The Toll of the Sea (Technicolor, 1922)


by Mark Gabrish Conlan • Copyright © 2023 by Mark Gabrish Conlan • All rights reserved

Last night (Wednesday, August 9) my husband Charles and I watched a DVD from Alpha Video Entertainment of the 1922 film The Toll of the Sea, the earliest extant feature-length film in two-strip Technicolor. Directed by Chester Franklin, who got his start making children’s pictures at Fox with his brother Sidney Franklin (who went on to a much more prestigious career as a director than Chester did!), written by Frances Marion (who not only did the script continuity but the intertitles as well), and photographed by Ray Rennahan (Technicolor staff cameraman who got credit on a lot of color films either as full-fledged cinematographer or the obligatory “color consultant” the Technicolor company insisted on working with the prime director of photography on any film that used their process), The Toll of the Sea is an obvious knock-off of Madama Butterfly, though this time it’s set in China instead of Japan.
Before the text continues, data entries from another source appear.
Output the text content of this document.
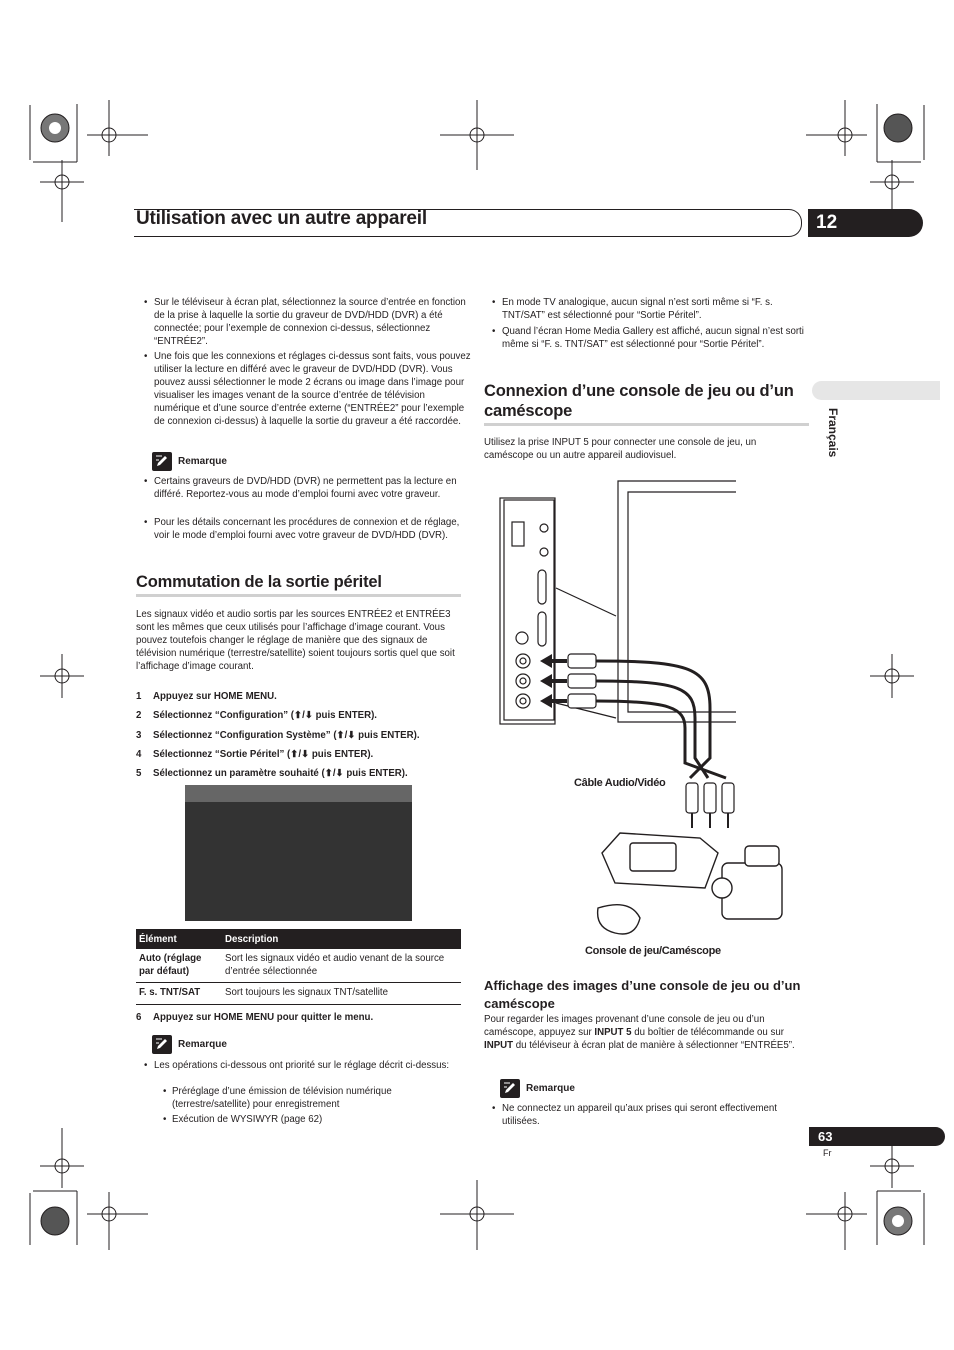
Utilisation avec un autre appareil	12
Français
• Sur le téléviseur à écran plat, sélectionnez la source d’entrée en fonction de la prise à laquelle la sortie du graveur de DVD/HDD (DVR) a été connectée; pour l’exemple de connexion ci-dessus, sélectionnez “ENTRÉE2”.
• Une fois que les connexions et réglages ci-dessus sont faits, vous pouvez utiliser la lecture en différé avec le graveur de DVD/HDD (DVR). Vous pouvez aussi sélectionner le mode 2 écrans ou image dans l’image pour visualiser les images venant de la source d’entrée de télévision numérique et d’une source d’entrée externe (“ENTRÉE2” pour l’exemple de connexion ci-dessus) à laquelle la sortie du graveur a été raccordée.
Remarque
• Certains graveurs de DVD/HDD (DVR) ne permettent pas la lecture en différé. Reportez-vous au mode d’emploi fourni avec votre graveur.
• Pour les détails concernant les procédures de connexion et de réglage, voir le mode d’emploi fourni avec votre graveur de DVD/HDD (DVR).
Commutation de la sortie péritel
Les signaux vidéo et audio sortis par les sources ENTRÉE2 et ENTRÉE3 sont les mêmes que ceux utilisés pour l’affichage d’image courant. Vous pouvez toutefois changer le réglage de manière que des signaux de télévision numérique (terrestre/satellite) soient toujours sortis quel que soit l’affichage d’image courant.
1 Appuyez sur HOME MENU.
2 Sélectionnez “Configuration” (⬆/⬇ puis ENTER).
3 Sélectionnez “Configuration Système” (⬆/⬇ puis ENTER).
4 Sélectionnez “Sortie Péritel” (⬆/⬇ puis ENTER).
5 Sélectionnez un paramètre souhaité (⬆/⬇ puis ENTER).
Élément	Description
Auto (réglage par défaut)	Sort les signaux vidéo et audio venant de la source d’entrée sélectionnée
F. s. TNT/SAT	Sort toujours les signaux TNT/satellite
6 Appuyez sur HOME MENU pour quitter le menu.
Remarque
• Les opérations ci-dessous ont priorité sur le réglage décrit ci-dessus:
• Préréglage d’une émission de télévision numérique (terrestre/satellite) pour enregistrement
• Exécution de WYSIWYR (page 62)
• En mode TV analogique, aucun signal n’est sorti même si “F. s. TNT/SAT” est sélectionné pour “Sortie Péritel”.
• Quand l’écran Home Media Gallery est affiché, aucun signal n’est sorti même si “F. s. TNT/SAT” est sélectionné pour “Sortie Péritel”.
Connexion d’une console de jeu ou d’un caméscope
Utilisez la prise INPUT 5 pour connecter une console de jeu, un caméscope ou un autre appareil audiovisuel.
Câble Audio/Vidéo
Console de jeu/Caméscope
Affichage des images d’une console de jeu ou d’un caméscope
Pour regarder les images provenant d’une console de jeu ou d’un caméscope, appuyez sur INPUT 5 du boîtier de télécommande ou sur INPUT du téléviseur à écran plat de manière à sélectionner “ENTRÉE5”.
Remarque
• Ne connectez un appareil qu’aux prises qui seront effectivement utilisées.
63
Fr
Heroine Lotus Flower (Anna May Wong) is a young woman living in a village on the Chinese seacoast when she spies a young American man, Allen Carver (Kenneth Harlan), drowning in the ocean. She calls out to some nearby fishermen for help rescuing him, and after they save him, nature takes its course and they become lovers. Allen promises to marry Lotus Flower and take her with him to the U.S., but in a scene in an outdoor restaurant/bar/café/whatever he tells his two American friends he has no intention of doing so. Two of Lotus Flower’s Chinese friends, listed in the dramatis personae only as “Gossips” (Ella Lee and Ming Young), warn her that the young Anglo guy is not to be trusted; one of them even tells her that so far she’s had four American “husbands” who all promised to take her with them, only all of them weaseled out of it and she’s still in China and single.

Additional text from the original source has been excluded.